Only the visible survive
The tendency when things get tough for your business, whether it’s from recession or other externalities, is to hunker down and get defensive. Sales and revenues are down so naturally we starting looking for places to cut the budget. Unfortunately, many businesses let the tail wag the dog and head straight for sales and marketing expenditures. After all, it’s easy to chop that next ad placement, lay off a sales rep or maybe ditch the marketing coordinator. After all, those budget items are about the future, not the present.
The problem with shrinking markets or bad economies is that you’re in a fight for your life. We’ve seen numerous examples of companies going defensive only to lose in the long run to those that stay on offense. A great case study for this was the go-go racquetball industry of the 70s and 80s.
When racquetball first started taking off as a sport, there were two companies — Leach and Ektelon. (Disclosure, I worked for Ektelon.) As the market grew, other racquet companies took notice and started making racquets including Head, Wilson, Kennex, Olympian and Spalding to name a few. For awhile it seemed like there was room for everyone as the market and popularity of the sport kept growing.

But, like all hot trends, things eventually slowed down and the sport started shrinking. Fewer players, fewer tournaments, few court facilities. In spite of this, Ektelon kept its marketing, sales and promotional efforts going. Meanwhile the big companies like Head, Wilson and Spalding started pulling back.

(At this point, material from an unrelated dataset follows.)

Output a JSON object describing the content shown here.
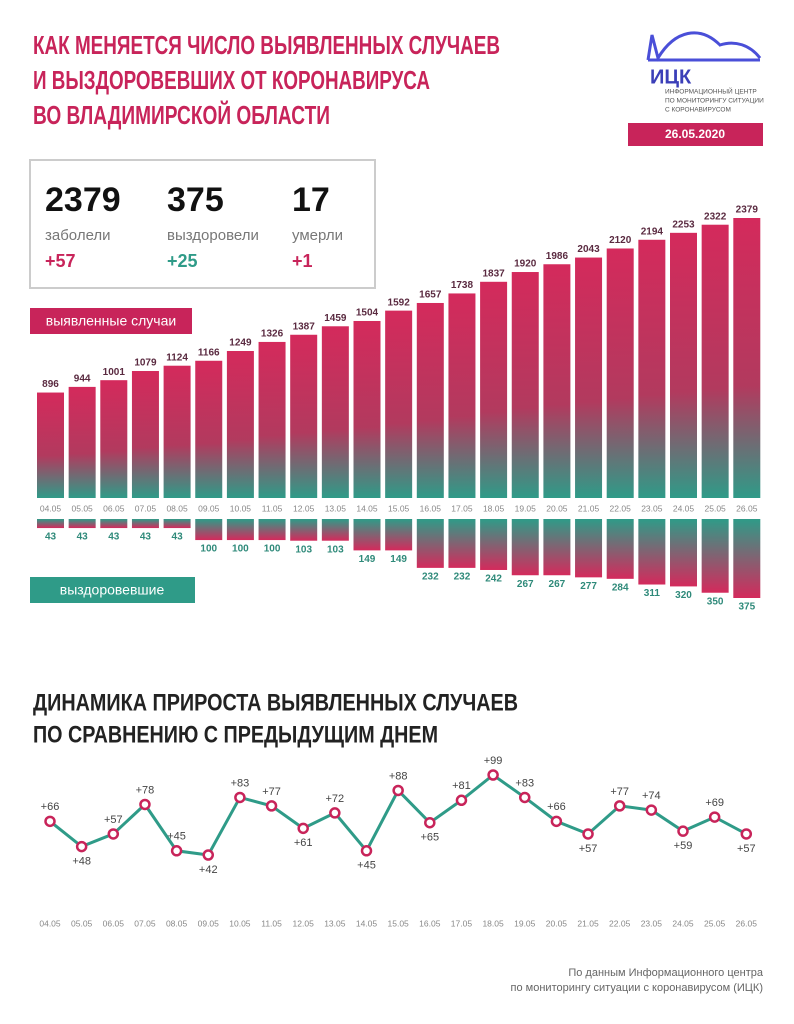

Even Leach, the number one brand in racquetball, reined in everything.
Four years later, Ektelon had 75% of the market share for racquets, 50% of the market share for balls and 90% share of clothing and accessories. Meanwhile Leach was dead and everyone else was just dabbling. Even with a reduced market, Ektelon was profitable. The point is that when times are hard, the survivors fight harder. They keep the pressure on their competitors. They find new ways to sell. They adapt. Change. And above all survive.

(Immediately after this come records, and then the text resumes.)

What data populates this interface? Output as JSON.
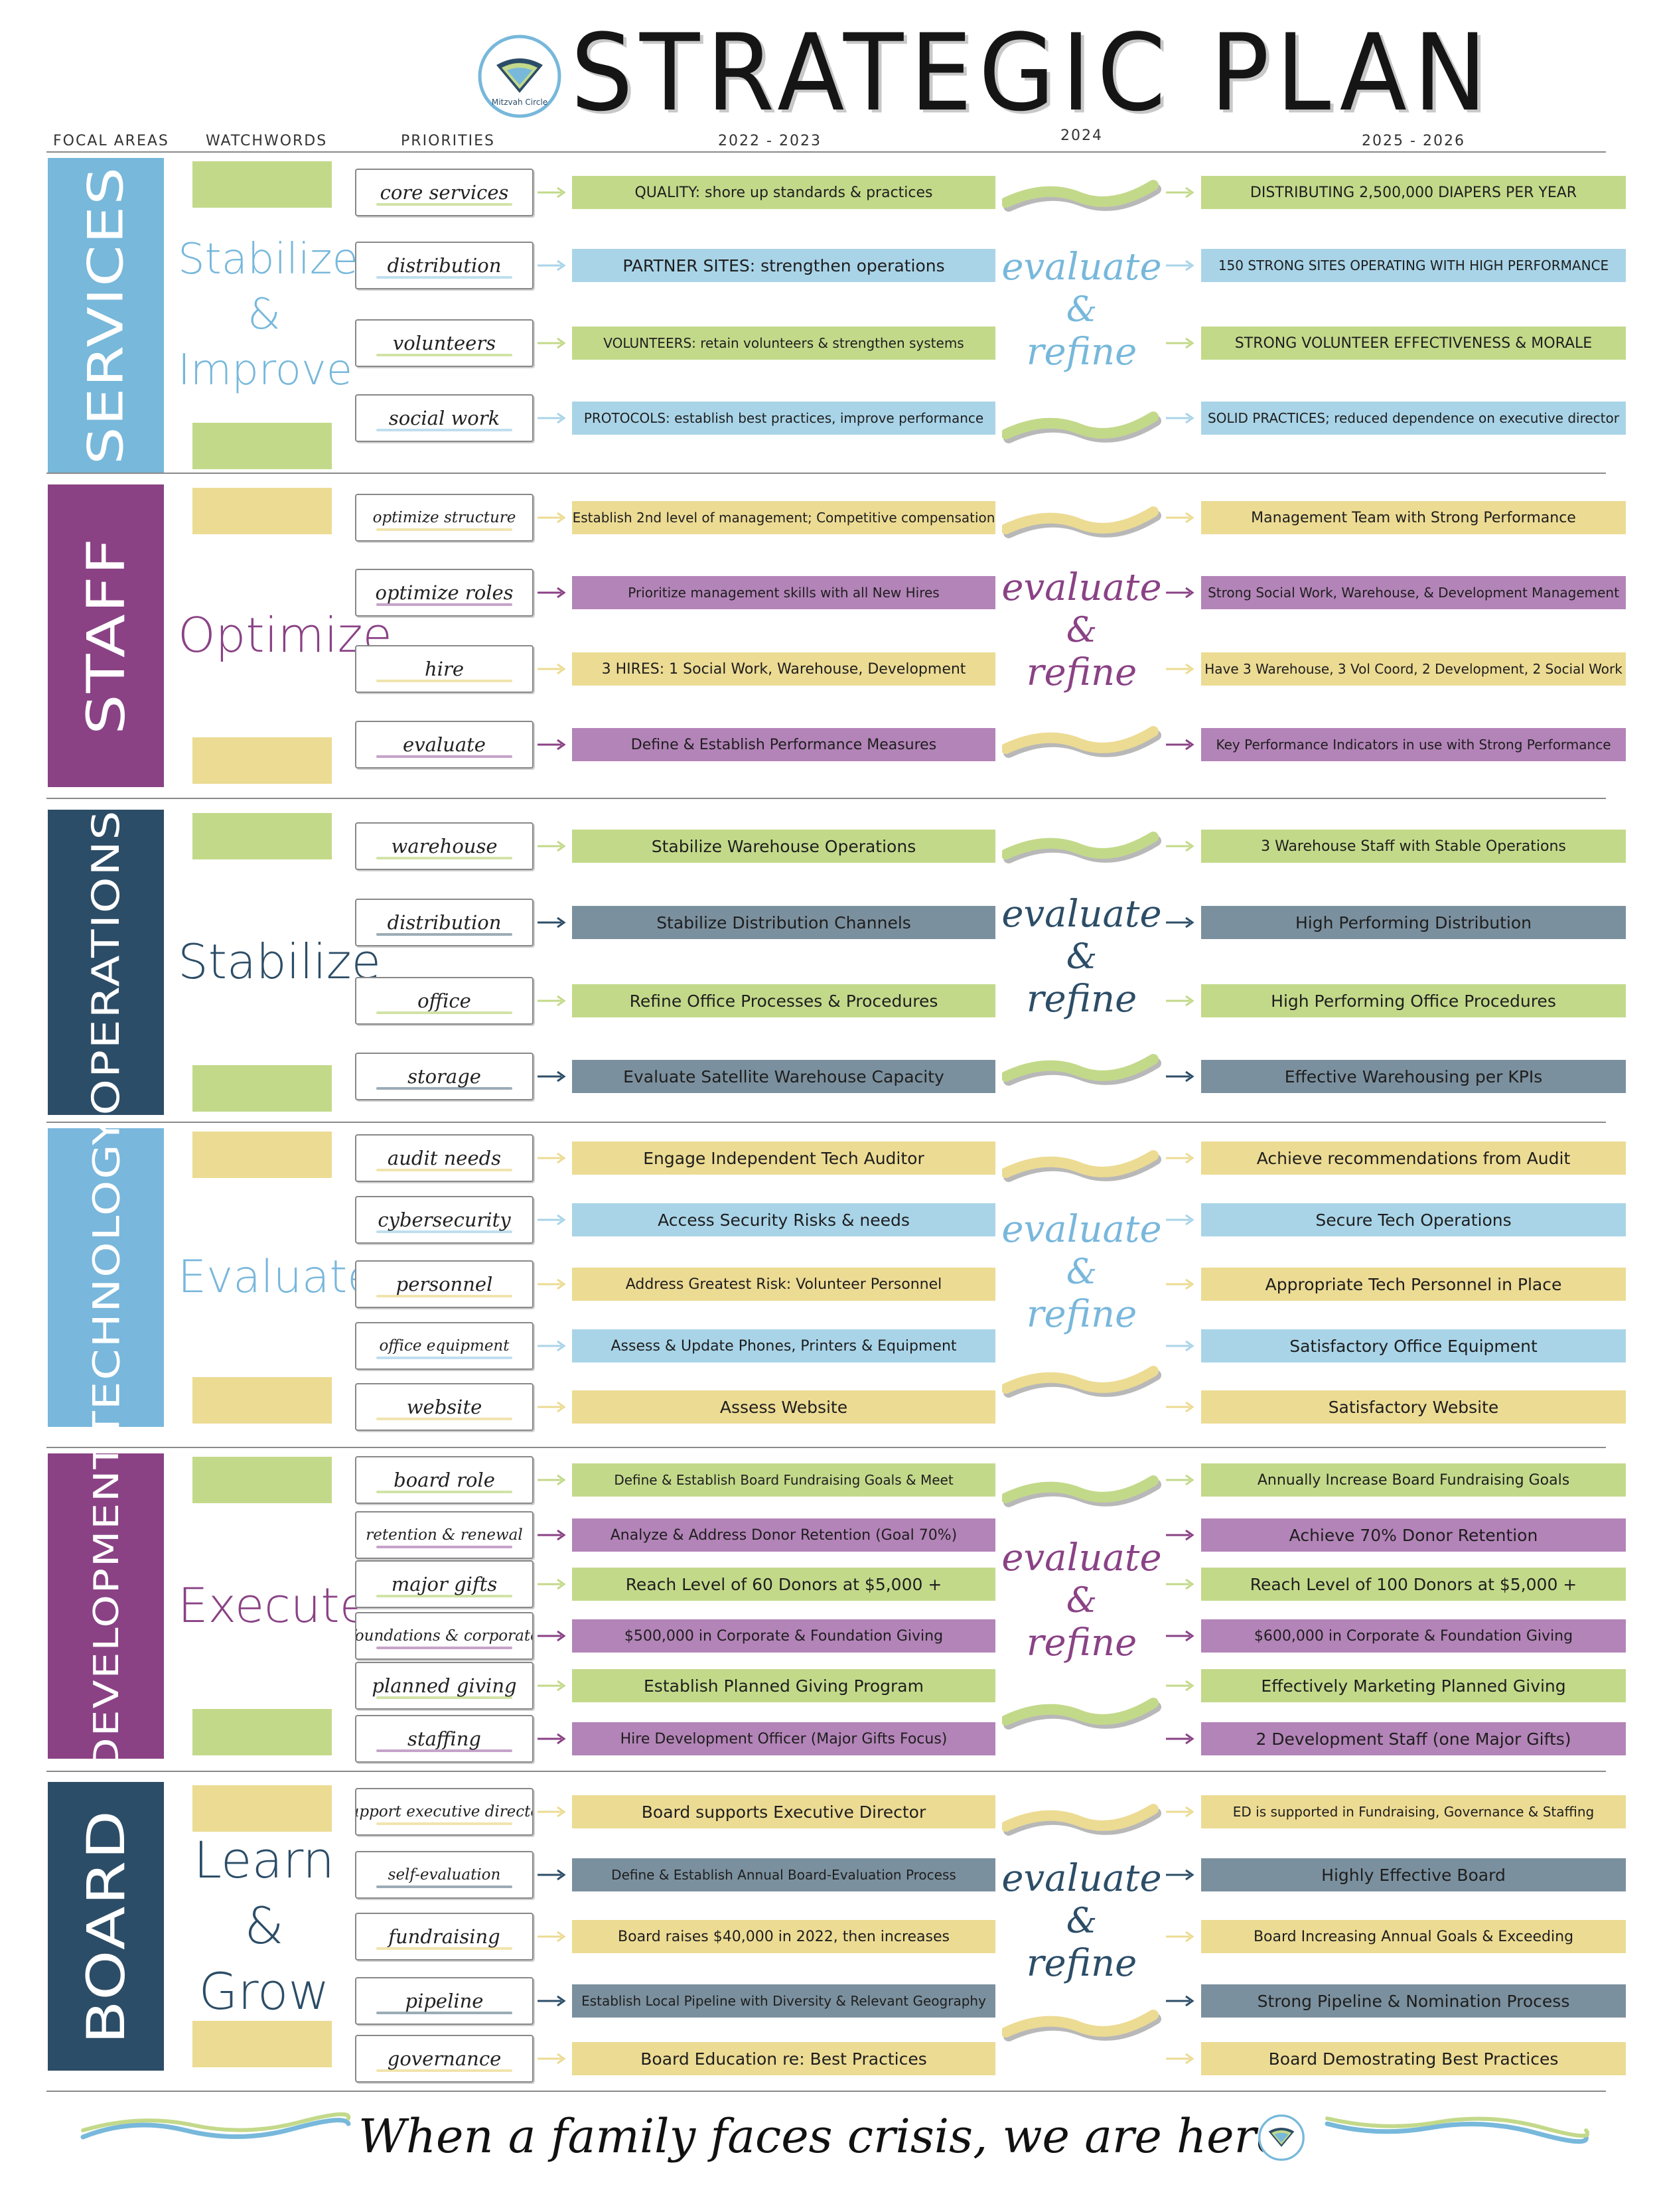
{
  "header": {
    "title": "STRATEGIC PLAN",
    "logo_text": "Mitzvah Circle",
    "columns": {
      "focal_areas": "FOCAL AREAS",
      "watchwords": "WATCHWORDS",
      "priorities": "PRIORITIES",
      "year_1": "2022 - 2023",
      "year_2": "2024",
      "year_3": "2025 - 2026"
    }
  },
  "evaluate": {
    "word1": "evaluate",
    "amp": "&",
    "word2": "refine"
  },
  "colors": {
    "green": "#c3d98a",
    "blue": "#a9d4e8",
    "purple": "#b384b8",
    "yellow": "#ecdb93",
    "slate": "#7b909e",
    "services": "#77b8db",
    "staff": "#8a4285",
    "operations": "#2c4d67",
    "technology": "#79b7dc",
    "development": "#8a4285",
    "board": "#2c4d67"
  },
  "sections": [
    {
      "focal": "SERVICES",
      "watchword": [
        "Stabilize",
        "&",
        "Improve"
      ],
      "rows": [
        {
          "priority": "core services",
          "y1": "QUALITY: shore up standards & practices",
          "y3": "DISTRIBUTING 2,500,000 DIAPERS PER YEAR"
        },
        {
          "priority": "distribution",
          "y1": "PARTNER SITES: strengthen operations",
          "y3": "150 STRONG SITES OPERATING WITH HIGH PERFORMANCE"
        },
        {
          "priority": "volunteers",
          "y1": "VOLUNTEERS: retain volunteers & strengthen systems",
          "y3": "STRONG VOLUNTEER EFFECTIVENESS & MORALE"
        },
        {
          "priority": "social work",
          "y1": "PROTOCOLS: establish best practices, improve performance",
          "y3": "SOLID PRACTICES; reduced dependence on executive director"
        }
      ]
    },
    {
      "focal": "STAFF",
      "watchword": [
        "Optimize"
      ],
      "rows": [
        {
          "priority": "optimize structure",
          "y1": "Establish 2nd level of management; Competitive compensation",
          "y3": "Management Team with Strong Performance"
        },
        {
          "priority": "optimize roles",
          "y1": "Prioritize management skills with all New Hires",
          "y3": "Strong Social Work, Warehouse, & Development Management"
        },
        {
          "priority": "hire",
          "y1": "3 HIRES: 1 Social Work, Warehouse, Development",
          "y3": "Have 3 Warehouse, 3 Vol Coord, 2 Development, 2 Social Work"
        },
        {
          "priority": "evaluate",
          "y1": "Define & Establish Performance Measures",
          "y3": "Key Performance Indicators in use with Strong Performance"
        }
      ]
    },
    {
      "focal": "OPERATIONS",
      "watchword": [
        "Stabilize"
      ],
      "rows": [
        {
          "priority": "warehouse",
          "y1": "Stabilize Warehouse Operations",
          "y3": "3 Warehouse Staff with Stable Operations"
        },
        {
          "priority": "distribution",
          "y1": "Stabilize Distribution Channels",
          "y3": "High Performing Distribution"
        },
        {
          "priority": "office",
          "y1": "Refine Office Processes & Procedures",
          "y3": "High Performing Office Procedures"
        },
        {
          "priority": "storage",
          "y1": "Evaluate Satellite Warehouse Capacity",
          "y3": "Effective Warehousing per KPIs"
        }
      ]
    },
    {
      "focal": "TECHNOLOGY",
      "watchword": [
        "Evaluate"
      ],
      "rows": [
        {
          "priority": "audit needs",
          "y1": "Engage Independent Tech Auditor",
          "y3": "Achieve recommendations from Audit"
        },
        {
          "priority": "cybersecurity",
          "y1": "Access Security Risks & needs",
          "y3": "Secure Tech Operations"
        },
        {
          "priority": "personnel",
          "y1": "Address Greatest Risk: Volunteer Personnel",
          "y3": "Appropriate Tech Personnel in Place"
        },
        {
          "priority": "office equipment",
          "y1": "Assess & Update Phones, Printers & Equipment",
          "y3": "Satisfactory Office Equipment"
        },
        {
          "priority": "website",
          "y1": "Assess Website",
          "y3": "Satisfactory Website"
        }
      ]
    },
    {
      "focal": "DEVELOPMENT",
      "watchword": [
        "Execute"
      ],
      "rows": [
        {
          "priority": "board role",
          "y1": "Define & Establish Board Fundraising Goals & Meet",
          "y3": "Annually Increase Board Fundraising Goals"
        },
        {
          "priority": "retention & renewal",
          "y1": "Analyze & Address Donor Retention (Goal 70%)",
          "y3": "Achieve 70% Donor Retention"
        },
        {
          "priority": "major gifts",
          "y1": "Reach Level of 60 Donors at $5,000 +",
          "y3": "Reach Level of 100 Donors at $5,000 +"
        },
        {
          "priority": "foundations & corporate",
          "y1": "$500,000 in Corporate & Foundation Giving",
          "y3": "$600,000 in Corporate & Foundation Giving"
        },
        {
          "priority": "planned giving",
          "y1": "Establish Planned Giving Program",
          "y3": "Effectively Marketing Planned Giving"
        },
        {
          "priority": "staffing",
          "y1": "Hire Development Officer (Major Gifts Focus)",
          "y3": "2 Development Staff (one Major Gifts)"
        }
      ]
    },
    {
      "focal": "BOARD",
      "watchword": [
        "Learn",
        "&",
        "Grow"
      ],
      "rows": [
        {
          "priority": "support executive director",
          "y1": "Board supports Executive Director",
          "y3": "ED is supported in Fundraising, Governance & Staffing"
        },
        {
          "priority": "self-evaluation",
          "y1": "Define & Establish Annual Board-Evaluation Process",
          "y3": "Highly Effective Board"
        },
        {
          "priority": "fundraising",
          "y1": "Board raises $40,000 in 2022, then increases",
          "y3": "Board Increasing Annual Goals & Exceeding"
        },
        {
          "priority": "pipeline",
          "y1": "Establish Local Pipeline with Diversity & Relevant Geography",
          "y3": "Strong Pipeline & Nomination Process"
        },
        {
          "priority": "governance",
          "y1": "Board Education re: Best Practices",
          "y3": "Board Demostrating Best Practices"
        }
      ]
    }
  ],
  "footer": {
    "tagline": "When a family faces crisis, we are here."
  }
}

Of course there’s a footnote to all this. The sport of racquetball eventually collapsed as court facilities were converted to more profitable space uses. While still a leading brand in the sport, the market is probably 10% of what it once was. Upstart racquet maker, E-Force, founded by three former Ektelon execs, now holds significant share but the sport is clearly a niche activity in the general sporting goods market.